You figure that if you circle around from the other side, you might have the element of surprise on your side. So you start walking around when you come upon a cave. Granted, you tell yourself that you shouldn't even go messing around in a cave... there could be bloodthirsty vampire bats in there for crissakes! Besides, you're supposed to be making your way to the eye, not spelunking.

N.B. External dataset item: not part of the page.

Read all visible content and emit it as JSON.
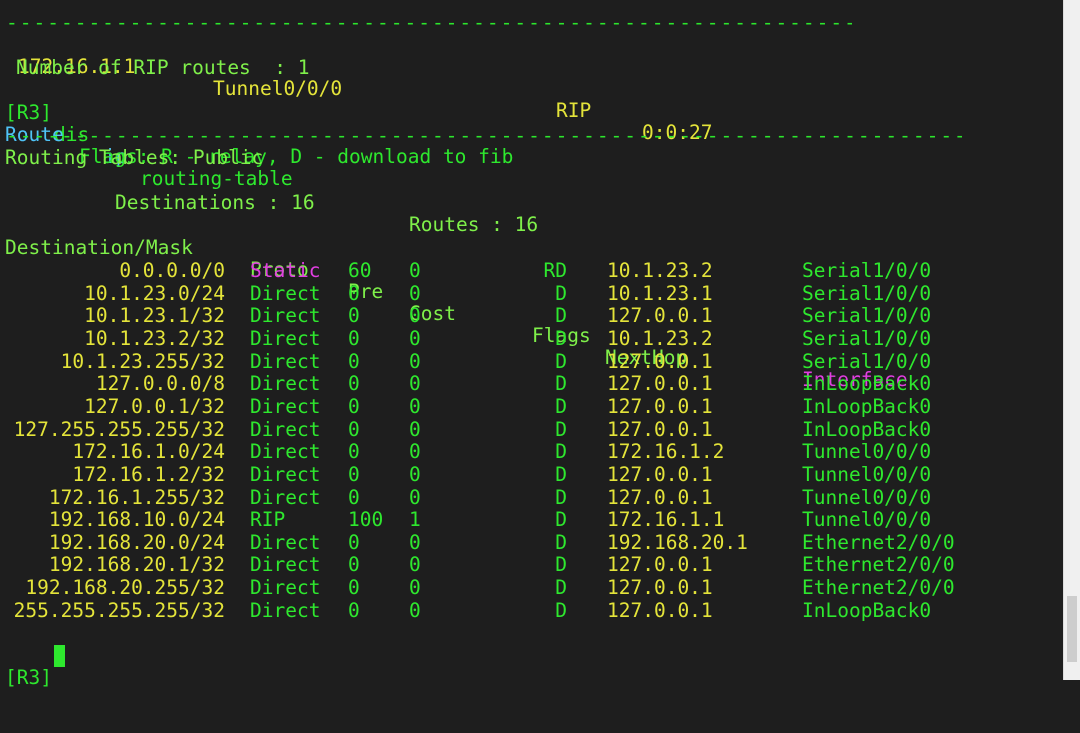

But your undying curiosity eventually gets the better of you and you run right into the cave.
What luck! There's an old man in there and he's giving you his trusty raft so that you can get around Skull Island with ease! Now you won't have to brave the dangerous jungle areas of the island, instead you can just float around it and avoid any trouble! You thank the old man, who lives in an empty cave for some unknown reason, for the raft and set out to conquer the open sea. All is going well for about 10 minutes when all of a sudden that trusty raft starts to fall apart. Turns out, the thing wasn't tied together with rope. It was tied together with bloody pig intestines, which have attracted some new friends for you to play with.
And play with you they do. These new friends play with every part of your body in their fun-filled mouths of glee. You're so excited that you can't even contain yourself. No seriously, you really can't contain yourself... your guts are spilling out left and right! From riding on pig intestines to residing in shark intestines, you've had quite a stinky day.